Regardless of when the router finds the peripheral off-line, if there are no contingencies in your routing scripts to deal with this, the CallRouter continues to route based on the last information. This is particularly important if you are doing Longest Available Agent (LAA) routing.

If you have an agent available for 60 seconds when the peripheral goes off-line, and it stays off-line for five minutes, the router assumes the agent has been available for six minutes. The longer a peripheral stays off-line, it is possible the site can receive more calls than the site is able to handle.

If a PG loses its connection to the ACD (due to failure of the PIM, the LAN, or the peripheral itself), it declares the peripheral off-line, and tells the CallRouter, which immediately sets the Peripheral_Real_Time. The online value is set to '0'.

Workaround

Customers should have contingencies in routing scripts to deal with this potential outage. A script contingency could be something as simple as an IF node with the formula 'Peripheral.<peripheralname> Online'. If the peripheral is online, the IF node passes, and script execution continues as normal. If the peripheral is not online, the script should route away from that site (or if pre-routing, perhaps you can send a percentage of calls, while intelligently load balancing among online peripherals). If you perform simple pre-routing, it may be possible to route for a short time (based on stale data).

Note: Do not attempt to do translation routes to off-line peripherals.

Alternate Workaround

For customers who do not want to use this method, there is an alternative. There are two registry values that can be set to control the CallRouter's behavior. On one of the Call Routers, use the Registry Editor to change these values.

  1. Select Start > Run from the task bar.

  2. Enter regedt32 in the Run dialog box.

    Figure 1: regedt32

    PIM-Offline-1.gif

  3. Drill-down to this key:

    • ICM version 4.6.x and earlier:

      HKEY_LOCAL_MACHINE/Software/GeoTel/ICR/<cust_inst>/RouterA/Router/
        CurrentVersion/Configuration/Offline
    • ICM version 5..x and later:

      HKEY_LOCAL_MACHINE/Software/Cisco Systems, Inc./ICM/<cust_inst>/
        RouterA/Router/CurrentVersion/Configuration/Offline

      Note: These keys are displayed over two lines due to space limitations.

  4. Double-click on the value IgnoreAll, the DWORD Editor displays.

    Figure 2: IgnoreAll Value

    PIM-Offline-2.gif

  5. Change the default value of 0 to 1.

    Note: Setting this bit to "1" tells the routers NOT to route to off-line peripherals for any reason (MED or %alloc).

  6. Click OK.

  7. Double-click on the value IgnoreLAA, the DWORD Editor opens.

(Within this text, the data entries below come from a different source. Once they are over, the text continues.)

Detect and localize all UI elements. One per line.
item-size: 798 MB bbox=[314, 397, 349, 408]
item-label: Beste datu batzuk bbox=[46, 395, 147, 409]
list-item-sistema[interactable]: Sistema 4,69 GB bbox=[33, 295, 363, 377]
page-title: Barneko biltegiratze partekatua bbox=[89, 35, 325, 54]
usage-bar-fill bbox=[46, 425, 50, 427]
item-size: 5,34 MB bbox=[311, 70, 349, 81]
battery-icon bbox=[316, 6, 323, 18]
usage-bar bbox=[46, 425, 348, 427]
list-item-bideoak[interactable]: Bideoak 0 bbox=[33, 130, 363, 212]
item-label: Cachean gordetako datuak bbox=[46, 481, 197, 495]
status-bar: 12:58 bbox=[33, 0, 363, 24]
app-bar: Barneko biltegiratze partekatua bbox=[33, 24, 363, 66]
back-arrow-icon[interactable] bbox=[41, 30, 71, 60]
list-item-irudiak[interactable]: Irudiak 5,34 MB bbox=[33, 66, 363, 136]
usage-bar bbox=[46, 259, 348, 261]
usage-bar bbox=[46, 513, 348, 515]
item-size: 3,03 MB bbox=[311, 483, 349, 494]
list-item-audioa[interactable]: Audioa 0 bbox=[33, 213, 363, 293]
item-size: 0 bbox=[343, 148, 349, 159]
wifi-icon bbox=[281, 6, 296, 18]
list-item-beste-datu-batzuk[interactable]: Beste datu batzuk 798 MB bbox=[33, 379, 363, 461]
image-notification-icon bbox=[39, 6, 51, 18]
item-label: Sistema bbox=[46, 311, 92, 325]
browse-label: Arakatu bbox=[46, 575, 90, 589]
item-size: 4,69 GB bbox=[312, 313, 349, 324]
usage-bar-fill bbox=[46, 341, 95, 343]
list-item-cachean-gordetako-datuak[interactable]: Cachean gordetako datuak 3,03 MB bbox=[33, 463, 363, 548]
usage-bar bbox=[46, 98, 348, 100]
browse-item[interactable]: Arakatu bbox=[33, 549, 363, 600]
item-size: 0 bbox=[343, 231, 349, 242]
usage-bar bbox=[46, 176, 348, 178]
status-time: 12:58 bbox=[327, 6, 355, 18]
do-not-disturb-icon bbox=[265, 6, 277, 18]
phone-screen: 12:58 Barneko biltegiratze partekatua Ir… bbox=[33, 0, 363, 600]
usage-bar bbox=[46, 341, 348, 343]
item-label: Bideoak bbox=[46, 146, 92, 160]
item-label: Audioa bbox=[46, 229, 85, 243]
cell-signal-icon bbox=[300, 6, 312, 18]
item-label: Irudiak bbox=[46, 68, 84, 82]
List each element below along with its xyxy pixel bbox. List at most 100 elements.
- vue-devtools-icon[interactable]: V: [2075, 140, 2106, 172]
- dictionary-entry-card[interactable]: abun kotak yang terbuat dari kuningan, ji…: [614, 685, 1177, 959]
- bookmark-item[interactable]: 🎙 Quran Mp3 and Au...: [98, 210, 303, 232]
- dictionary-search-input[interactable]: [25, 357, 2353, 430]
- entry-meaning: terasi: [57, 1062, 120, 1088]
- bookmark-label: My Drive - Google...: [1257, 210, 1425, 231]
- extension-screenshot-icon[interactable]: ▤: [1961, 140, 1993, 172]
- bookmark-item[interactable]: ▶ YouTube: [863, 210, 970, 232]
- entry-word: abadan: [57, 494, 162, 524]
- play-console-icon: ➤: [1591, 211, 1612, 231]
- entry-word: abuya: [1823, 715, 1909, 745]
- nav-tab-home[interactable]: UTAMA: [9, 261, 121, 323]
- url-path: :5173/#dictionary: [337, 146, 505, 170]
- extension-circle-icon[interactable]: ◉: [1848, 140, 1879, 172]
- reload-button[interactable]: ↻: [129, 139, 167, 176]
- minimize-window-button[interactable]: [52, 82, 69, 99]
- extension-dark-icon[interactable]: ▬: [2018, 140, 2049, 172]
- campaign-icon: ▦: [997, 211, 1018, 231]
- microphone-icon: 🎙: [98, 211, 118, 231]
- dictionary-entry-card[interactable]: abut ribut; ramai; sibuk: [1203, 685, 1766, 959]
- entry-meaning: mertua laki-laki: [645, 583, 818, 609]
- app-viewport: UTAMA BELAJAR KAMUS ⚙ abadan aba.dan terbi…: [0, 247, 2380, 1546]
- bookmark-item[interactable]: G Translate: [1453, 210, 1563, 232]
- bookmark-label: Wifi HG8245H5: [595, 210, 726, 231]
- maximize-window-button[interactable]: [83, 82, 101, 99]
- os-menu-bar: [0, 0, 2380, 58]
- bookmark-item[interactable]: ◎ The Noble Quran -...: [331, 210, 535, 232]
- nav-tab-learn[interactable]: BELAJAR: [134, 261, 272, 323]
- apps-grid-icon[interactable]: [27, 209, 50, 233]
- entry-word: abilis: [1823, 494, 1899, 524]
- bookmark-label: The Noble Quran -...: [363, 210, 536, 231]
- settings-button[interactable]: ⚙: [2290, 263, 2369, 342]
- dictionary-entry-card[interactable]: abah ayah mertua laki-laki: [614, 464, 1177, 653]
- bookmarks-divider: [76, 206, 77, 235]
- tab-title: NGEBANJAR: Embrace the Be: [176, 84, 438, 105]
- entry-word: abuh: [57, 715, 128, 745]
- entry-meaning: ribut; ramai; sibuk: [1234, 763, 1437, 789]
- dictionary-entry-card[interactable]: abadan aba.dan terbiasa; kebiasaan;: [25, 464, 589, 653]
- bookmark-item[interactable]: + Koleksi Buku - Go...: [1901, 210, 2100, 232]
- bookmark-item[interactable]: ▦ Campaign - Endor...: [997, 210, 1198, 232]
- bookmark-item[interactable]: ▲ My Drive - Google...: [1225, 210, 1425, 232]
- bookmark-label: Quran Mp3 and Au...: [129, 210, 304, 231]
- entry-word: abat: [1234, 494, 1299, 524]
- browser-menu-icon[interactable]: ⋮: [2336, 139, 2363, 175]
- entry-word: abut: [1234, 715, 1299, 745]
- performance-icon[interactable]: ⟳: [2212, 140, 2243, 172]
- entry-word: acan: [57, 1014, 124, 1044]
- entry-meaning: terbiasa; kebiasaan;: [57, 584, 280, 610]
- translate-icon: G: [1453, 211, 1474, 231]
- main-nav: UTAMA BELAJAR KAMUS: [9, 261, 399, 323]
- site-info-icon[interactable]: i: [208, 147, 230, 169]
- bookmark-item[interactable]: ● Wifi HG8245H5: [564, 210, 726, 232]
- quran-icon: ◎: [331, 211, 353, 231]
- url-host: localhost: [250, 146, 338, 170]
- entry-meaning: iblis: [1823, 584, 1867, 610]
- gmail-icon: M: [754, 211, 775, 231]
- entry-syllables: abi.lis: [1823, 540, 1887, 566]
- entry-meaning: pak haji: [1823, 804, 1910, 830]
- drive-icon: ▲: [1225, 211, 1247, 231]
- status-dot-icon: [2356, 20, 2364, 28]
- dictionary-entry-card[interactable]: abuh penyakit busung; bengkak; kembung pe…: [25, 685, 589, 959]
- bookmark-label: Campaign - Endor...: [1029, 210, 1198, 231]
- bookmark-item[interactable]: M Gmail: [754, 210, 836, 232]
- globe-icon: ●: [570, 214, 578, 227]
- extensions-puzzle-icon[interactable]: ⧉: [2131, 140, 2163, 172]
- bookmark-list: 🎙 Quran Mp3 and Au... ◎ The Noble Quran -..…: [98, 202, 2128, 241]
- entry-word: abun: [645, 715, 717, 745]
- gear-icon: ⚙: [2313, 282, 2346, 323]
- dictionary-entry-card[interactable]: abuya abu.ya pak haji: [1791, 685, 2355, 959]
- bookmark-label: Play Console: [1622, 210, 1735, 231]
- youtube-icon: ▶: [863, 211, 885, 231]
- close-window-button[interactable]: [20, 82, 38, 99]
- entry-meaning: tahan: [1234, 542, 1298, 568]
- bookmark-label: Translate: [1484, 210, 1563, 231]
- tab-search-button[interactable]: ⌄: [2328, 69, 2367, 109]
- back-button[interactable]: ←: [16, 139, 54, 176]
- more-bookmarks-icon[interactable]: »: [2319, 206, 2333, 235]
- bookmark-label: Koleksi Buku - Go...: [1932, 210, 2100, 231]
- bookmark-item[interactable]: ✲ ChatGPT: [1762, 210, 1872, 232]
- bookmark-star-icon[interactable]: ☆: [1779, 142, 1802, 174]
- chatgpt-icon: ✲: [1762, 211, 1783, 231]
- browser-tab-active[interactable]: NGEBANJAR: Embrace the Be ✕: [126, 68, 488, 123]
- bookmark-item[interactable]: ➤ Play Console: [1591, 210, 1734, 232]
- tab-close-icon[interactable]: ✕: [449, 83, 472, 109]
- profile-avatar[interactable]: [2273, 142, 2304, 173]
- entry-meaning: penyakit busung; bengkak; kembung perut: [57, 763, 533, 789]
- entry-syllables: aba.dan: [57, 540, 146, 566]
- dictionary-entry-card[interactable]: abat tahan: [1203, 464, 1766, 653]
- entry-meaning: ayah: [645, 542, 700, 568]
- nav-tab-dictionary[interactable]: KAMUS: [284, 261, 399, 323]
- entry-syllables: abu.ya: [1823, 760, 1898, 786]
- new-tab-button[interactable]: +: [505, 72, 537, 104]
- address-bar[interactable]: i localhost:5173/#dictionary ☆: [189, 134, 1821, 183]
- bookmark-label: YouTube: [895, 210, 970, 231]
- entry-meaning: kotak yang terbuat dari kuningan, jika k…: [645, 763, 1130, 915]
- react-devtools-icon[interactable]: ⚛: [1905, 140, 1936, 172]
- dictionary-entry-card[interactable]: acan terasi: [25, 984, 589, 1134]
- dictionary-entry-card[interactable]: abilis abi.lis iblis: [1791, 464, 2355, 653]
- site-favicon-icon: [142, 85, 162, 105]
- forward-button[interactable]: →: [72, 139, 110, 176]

  8. Change the default value of 0 to 1.

    Note: Setting this bit to "1" tells the routers NOT to LAA route to off-line peripherals.

  9. Click OK.

  10. Close regedt32.

This is in the synchronized portion of the registry. If you use rtsetting, or manually set the bit with the registry editor only on side A, it is also synchronized to the B side. This is also a dynamic setting. The Router immediately changes its routing logic based on these registry settings.